I think that the point was compared to other outcomes, this is easier to quantify. I think you will agree with that.


If that's so easy to achieve, why do so few EMS systems do it? The EMS systems that take the time to create these mechanisms tend to be a cut above the rest.


Admitting there is a problem is not the first step to recovery. Asking if there is a problem needs to come first. If we never look at what we do, it is easy to remain blissfully ignorant of the damage we do.


Show me an example of a terrible EMS system that reports their survival statistics using high quality data.


I think that a lot of the intubation studies are examples of blissful ignorance. Fortunately, the medical directors seem to try to improve, once they are aware of just how dismal, dismal is.

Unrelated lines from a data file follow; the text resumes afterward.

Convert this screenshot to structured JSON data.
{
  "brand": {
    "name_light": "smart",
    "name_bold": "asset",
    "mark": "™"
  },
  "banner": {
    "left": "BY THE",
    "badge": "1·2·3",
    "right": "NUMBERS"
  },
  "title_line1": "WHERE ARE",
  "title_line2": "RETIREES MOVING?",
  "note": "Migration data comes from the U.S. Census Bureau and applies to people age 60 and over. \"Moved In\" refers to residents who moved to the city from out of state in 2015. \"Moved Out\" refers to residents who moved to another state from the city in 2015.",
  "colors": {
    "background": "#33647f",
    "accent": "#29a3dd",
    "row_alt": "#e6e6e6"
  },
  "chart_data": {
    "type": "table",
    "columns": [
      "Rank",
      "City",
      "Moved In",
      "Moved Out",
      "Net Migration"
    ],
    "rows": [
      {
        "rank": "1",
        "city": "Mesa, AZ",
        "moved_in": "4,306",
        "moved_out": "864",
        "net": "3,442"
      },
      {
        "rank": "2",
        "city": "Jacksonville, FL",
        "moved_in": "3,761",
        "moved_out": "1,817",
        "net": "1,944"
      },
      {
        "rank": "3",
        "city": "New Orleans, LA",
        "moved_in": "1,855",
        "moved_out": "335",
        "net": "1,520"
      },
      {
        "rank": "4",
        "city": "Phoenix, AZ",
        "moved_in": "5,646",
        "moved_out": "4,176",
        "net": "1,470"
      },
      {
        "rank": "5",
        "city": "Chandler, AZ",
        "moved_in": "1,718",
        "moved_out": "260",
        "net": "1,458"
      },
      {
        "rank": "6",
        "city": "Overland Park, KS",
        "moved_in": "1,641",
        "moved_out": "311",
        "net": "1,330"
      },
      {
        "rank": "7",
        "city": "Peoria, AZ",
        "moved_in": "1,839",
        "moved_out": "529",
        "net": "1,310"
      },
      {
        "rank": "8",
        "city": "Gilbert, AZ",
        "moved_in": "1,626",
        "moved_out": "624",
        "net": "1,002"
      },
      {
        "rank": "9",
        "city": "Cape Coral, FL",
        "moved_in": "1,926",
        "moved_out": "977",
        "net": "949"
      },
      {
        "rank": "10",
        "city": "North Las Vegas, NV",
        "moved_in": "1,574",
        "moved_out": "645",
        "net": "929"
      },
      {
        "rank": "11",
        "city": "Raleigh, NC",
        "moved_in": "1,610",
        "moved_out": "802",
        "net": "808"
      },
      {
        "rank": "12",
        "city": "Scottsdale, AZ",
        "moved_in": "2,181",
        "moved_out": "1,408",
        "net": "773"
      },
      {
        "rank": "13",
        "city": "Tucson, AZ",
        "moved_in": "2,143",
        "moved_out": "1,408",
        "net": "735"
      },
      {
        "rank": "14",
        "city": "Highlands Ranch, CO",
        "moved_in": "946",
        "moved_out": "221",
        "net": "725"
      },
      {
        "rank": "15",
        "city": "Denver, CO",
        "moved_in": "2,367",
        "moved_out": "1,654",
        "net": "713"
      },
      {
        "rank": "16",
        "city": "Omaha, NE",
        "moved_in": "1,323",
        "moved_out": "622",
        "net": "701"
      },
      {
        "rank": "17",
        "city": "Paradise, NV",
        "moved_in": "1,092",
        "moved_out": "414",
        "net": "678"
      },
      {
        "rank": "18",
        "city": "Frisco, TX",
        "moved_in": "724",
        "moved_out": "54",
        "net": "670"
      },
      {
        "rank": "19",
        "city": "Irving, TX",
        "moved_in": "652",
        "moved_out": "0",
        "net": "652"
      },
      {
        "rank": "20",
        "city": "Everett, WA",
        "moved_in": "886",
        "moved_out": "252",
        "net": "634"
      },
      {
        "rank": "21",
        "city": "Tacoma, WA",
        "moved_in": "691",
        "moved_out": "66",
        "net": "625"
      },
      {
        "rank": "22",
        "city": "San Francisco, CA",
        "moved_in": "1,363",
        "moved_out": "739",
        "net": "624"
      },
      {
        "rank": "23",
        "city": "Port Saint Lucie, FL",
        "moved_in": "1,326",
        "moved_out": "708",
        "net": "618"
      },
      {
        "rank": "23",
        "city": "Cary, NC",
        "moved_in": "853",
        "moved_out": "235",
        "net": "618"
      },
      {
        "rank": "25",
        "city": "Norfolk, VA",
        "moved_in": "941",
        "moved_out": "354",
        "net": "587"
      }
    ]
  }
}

Our raison d'ĂȘtre is to save lives, no matter how much we try to pretend otherwise. Just ask the average citizen why they tolerate our existence.


I agree that the average citizen thinks this, but I do not think we should allow the average citizen to dictate what we do. If that were the case, they would have fire departments taking over EMS, because the average citizen can't tell the difference between a fire and a medical emergency. And the average citizen does not speak French. ;-)

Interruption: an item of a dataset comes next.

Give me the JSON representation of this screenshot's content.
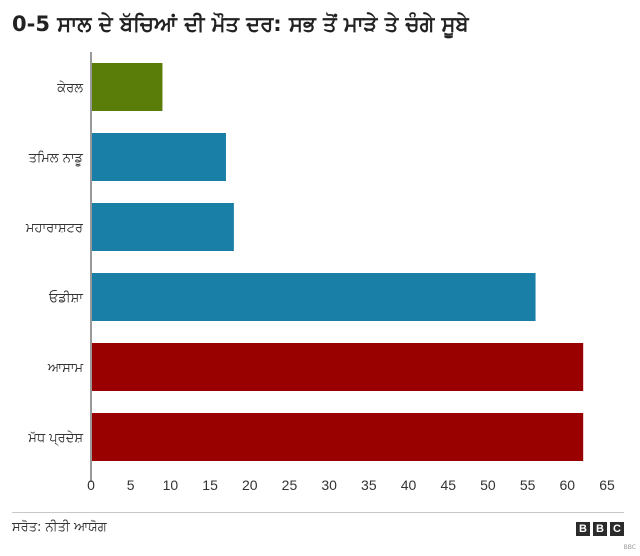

I would argue that tracking our survival statistics for cardiac arrest is the necessary but insufficient precondition to declaring ourselves a successful EMS system.


I completely agree. That was my point. I think that EMS can have excellent citizen CPR/AED, first responder CPR/AED, and BLS CPR/AED. I don't think that tells us that the paramedics will also be excellent. It is more likely, because understanding quality in one area makes it more likely that they will understand quality in another. However, it is far from a guarantee.


I think a lot of the EMS systems that complain that cardiac arrest survival is not a fair barometer of system performance probably know their chain of survival is broken for a multitude of reasons and they lack the desire or courage to correct the problems.


Again, I completely agree.


They much prefer the muddy waters within which they can hide like cowards and feed off of the Rescue 9-1-1 myth.


Once more, I completely agree.


The public deserves to know what level of protection they're getting for their tax dollars.


Yet again, I completely agree. You are going to ruin my reputation as a cantankerous old coot, who can never agree with anyone else. So, . . . let's talk politics. ;-)

Tom B said...

Not to worry. You're reputation as a cantakerous old coot is intact!